Health Checks investigate logs and KPIs on the server, database and application to spot problems before they become an issue. Monitoring provides historical and real time information along with alerts for important KPIs. The combination ensures that service uptime is maintained and future downtime is planned. Every client we take on will have a initial health check during the onboarding phase. Once actions have been taken to remediate any problems detected, a regular health check is performed each month and report is produced for feedback.
About the client
The client in this case study is a logistics company providing services to the retail sector. They operate 24/6 and half day on Saturday. As their IT partner we support their environment for Linux and Oracle running the RedPrairie/JDA WMS system.
Initial Findings
An initial health check was performed on their system and several key issues were identified as major concerns and to be addressed accordingly. These included:-
- low buffer cache hit ratio in Oracle database (43%) and PGA (56%)
- Slow running queries in Oracle database
- Lack of RAM in OS and high usage of swap space
- High CPU usage
- No specific Oracle backup in place
- Printing issues
These initial findings showed issues with the system for performance, operations and disaster contingency. specicially this client operates in the retail and warehouse industry, therefore having a system under resourced to handle the workloads needed, This would eventually cause serious negative impact on the service and availiblity if these problems were not addressed.
Remedial work
The platform is running on VMware and there were resources available on the VM host. RAM was increased from 4GB to 12GB. CPU was increased from 2 cores to 4 cores. Using estimates of Oracle memory usage, the Oracle memory allocation was raised from 1GB to 6GB. This still left some scope for tweaking should it require more in production.
Oracle RMAN backup scripts were written to make off server backups nightly and hourly backups of archive logs. Oracle logs multiplexed to local and off server storage for real time resilience. Several printers were no longer available on the network. These were removed. Changes requiring downtime were scheduled in during non operational periods (Saturday evenings in this case) so that there was no disruption to operations.
Results
Oracle buffer cache hit ratio increased from 43% to 91% due to the extra memory allocated allowing more data to be retained in buffer cache. The PGA hit ratio rose from 56% to 97% indicating that program code and user variables were mostly contained in RAM.
Long running queries sped up and general responsiveness of the system improved. Due to more RAM, the system swap space dropped dramatically to almost none ( Linux often reserves a little swap space).

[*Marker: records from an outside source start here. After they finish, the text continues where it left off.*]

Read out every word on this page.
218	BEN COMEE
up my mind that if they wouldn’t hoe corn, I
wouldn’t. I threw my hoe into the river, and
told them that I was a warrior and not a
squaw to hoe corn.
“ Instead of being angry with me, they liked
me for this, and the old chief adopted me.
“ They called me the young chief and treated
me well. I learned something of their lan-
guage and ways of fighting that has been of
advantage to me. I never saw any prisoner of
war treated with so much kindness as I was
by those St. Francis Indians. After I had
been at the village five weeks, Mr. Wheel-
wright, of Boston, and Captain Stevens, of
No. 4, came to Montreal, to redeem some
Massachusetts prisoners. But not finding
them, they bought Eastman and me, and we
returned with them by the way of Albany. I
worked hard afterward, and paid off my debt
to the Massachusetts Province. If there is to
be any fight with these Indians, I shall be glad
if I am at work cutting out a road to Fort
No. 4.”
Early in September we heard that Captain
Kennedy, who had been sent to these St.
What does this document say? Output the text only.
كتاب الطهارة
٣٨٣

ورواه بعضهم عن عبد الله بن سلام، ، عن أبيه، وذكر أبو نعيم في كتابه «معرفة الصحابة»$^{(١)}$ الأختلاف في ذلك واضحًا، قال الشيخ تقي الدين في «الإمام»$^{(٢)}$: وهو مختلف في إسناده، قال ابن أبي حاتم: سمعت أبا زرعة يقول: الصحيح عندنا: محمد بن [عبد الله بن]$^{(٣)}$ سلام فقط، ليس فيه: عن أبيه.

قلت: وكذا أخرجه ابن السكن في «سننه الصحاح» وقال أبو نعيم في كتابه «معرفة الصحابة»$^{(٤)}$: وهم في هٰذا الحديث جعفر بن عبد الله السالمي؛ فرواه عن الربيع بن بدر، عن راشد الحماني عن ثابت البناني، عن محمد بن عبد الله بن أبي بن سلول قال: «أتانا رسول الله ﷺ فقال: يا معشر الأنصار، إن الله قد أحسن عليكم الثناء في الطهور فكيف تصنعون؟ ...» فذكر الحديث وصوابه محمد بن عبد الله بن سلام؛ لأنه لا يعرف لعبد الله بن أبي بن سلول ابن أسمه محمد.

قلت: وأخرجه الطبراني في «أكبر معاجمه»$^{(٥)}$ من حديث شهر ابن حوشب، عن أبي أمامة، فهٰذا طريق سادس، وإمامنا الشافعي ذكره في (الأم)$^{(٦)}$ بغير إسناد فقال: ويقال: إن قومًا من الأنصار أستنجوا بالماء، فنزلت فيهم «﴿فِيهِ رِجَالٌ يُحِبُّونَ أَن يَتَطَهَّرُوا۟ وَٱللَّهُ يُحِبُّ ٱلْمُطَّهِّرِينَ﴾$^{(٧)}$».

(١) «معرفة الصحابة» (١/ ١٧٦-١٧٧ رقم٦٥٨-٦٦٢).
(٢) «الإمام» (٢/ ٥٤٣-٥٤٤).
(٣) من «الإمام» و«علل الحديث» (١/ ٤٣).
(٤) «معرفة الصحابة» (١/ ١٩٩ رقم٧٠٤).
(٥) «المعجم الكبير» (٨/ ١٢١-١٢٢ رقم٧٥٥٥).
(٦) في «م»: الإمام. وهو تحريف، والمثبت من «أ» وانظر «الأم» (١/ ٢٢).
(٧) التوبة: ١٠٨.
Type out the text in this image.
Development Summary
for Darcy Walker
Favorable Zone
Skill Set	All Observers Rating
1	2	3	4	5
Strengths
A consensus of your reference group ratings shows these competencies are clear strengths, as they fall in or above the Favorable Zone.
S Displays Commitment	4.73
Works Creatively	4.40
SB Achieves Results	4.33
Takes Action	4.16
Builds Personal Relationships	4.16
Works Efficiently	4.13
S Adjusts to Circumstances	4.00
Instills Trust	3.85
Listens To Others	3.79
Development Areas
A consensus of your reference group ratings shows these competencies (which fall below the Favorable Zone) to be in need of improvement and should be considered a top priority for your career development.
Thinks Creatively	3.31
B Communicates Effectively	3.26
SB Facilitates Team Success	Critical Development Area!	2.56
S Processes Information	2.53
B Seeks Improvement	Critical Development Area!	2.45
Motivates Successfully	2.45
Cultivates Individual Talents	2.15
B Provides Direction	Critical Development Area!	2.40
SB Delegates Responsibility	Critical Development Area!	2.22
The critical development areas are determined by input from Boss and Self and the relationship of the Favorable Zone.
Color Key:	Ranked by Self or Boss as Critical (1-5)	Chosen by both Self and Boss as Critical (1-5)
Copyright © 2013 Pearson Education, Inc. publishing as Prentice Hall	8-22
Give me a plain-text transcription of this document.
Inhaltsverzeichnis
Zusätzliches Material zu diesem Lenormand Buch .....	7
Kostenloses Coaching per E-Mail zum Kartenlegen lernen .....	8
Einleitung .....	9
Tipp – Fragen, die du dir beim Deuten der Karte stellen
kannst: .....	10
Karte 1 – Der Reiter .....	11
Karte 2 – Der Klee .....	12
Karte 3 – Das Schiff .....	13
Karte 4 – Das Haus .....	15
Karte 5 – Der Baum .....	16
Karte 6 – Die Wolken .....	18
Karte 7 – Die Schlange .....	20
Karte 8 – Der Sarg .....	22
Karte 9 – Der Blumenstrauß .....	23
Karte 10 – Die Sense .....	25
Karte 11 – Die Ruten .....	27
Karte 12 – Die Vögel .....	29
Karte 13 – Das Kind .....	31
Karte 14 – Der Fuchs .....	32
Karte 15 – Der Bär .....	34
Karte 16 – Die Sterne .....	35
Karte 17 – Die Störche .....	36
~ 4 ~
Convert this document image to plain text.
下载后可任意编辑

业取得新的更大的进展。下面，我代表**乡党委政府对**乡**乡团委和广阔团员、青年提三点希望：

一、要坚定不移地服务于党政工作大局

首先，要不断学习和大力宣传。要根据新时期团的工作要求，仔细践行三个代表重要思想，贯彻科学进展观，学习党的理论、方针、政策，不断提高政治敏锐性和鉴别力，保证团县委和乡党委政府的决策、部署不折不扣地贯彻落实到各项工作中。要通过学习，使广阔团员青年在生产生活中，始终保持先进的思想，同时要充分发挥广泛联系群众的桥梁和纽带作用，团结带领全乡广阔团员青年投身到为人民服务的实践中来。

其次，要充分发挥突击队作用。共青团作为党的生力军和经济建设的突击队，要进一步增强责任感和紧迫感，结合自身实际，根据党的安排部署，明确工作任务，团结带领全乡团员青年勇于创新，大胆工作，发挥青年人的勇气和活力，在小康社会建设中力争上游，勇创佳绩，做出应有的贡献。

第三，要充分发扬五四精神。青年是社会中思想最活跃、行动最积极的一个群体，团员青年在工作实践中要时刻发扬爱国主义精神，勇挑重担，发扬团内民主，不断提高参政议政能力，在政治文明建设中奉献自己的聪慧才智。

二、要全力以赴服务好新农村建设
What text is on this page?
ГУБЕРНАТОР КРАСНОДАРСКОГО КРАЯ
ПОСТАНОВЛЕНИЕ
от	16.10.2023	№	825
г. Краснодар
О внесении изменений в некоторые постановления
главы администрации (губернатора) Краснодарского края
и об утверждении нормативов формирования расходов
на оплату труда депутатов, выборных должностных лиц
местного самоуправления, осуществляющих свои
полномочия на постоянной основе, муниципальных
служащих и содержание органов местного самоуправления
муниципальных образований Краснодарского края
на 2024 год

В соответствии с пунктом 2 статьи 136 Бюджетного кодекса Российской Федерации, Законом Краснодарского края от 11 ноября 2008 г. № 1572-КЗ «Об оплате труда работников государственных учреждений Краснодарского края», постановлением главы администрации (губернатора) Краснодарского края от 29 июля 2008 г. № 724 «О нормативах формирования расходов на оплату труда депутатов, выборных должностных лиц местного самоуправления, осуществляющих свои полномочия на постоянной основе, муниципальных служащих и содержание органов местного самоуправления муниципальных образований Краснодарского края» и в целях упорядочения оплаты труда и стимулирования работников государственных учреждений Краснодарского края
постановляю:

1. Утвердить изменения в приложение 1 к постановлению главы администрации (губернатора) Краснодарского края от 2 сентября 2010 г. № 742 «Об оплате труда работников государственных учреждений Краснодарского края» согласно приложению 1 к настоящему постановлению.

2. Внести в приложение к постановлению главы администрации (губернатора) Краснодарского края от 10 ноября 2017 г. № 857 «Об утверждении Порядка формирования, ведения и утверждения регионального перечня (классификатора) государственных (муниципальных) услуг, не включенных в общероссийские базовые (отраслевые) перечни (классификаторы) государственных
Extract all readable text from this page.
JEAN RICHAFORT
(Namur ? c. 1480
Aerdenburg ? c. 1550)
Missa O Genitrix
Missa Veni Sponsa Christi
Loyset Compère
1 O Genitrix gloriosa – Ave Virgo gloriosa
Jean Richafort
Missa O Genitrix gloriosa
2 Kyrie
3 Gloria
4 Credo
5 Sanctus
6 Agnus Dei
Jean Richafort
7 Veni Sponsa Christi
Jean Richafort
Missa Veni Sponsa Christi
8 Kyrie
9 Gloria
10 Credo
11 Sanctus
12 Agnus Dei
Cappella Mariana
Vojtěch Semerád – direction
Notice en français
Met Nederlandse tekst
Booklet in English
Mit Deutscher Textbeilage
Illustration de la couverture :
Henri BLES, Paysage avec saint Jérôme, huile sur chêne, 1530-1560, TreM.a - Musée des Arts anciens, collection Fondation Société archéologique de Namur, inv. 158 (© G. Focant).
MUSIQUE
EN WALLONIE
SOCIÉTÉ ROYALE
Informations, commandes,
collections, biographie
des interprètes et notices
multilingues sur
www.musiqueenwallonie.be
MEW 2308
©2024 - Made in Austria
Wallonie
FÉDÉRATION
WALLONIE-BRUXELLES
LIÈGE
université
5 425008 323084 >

CPU load dropped not only due to the extra cores added but also
less time managing swap space and Oracle queries taking less time to run and using CPU over a shorter period.
Conclusion
Undertaking a system health check allowed us to quite easily spot system misconfigurations on a system and see the lack of performance as it was heavily under resourced for workload it is intended for.
The Oracle database is now got onsite backups in place and alerts have been setup to monitor the status. Real time Oracle logs are duplicated off the server so that should the system go down the most current log is still available offline.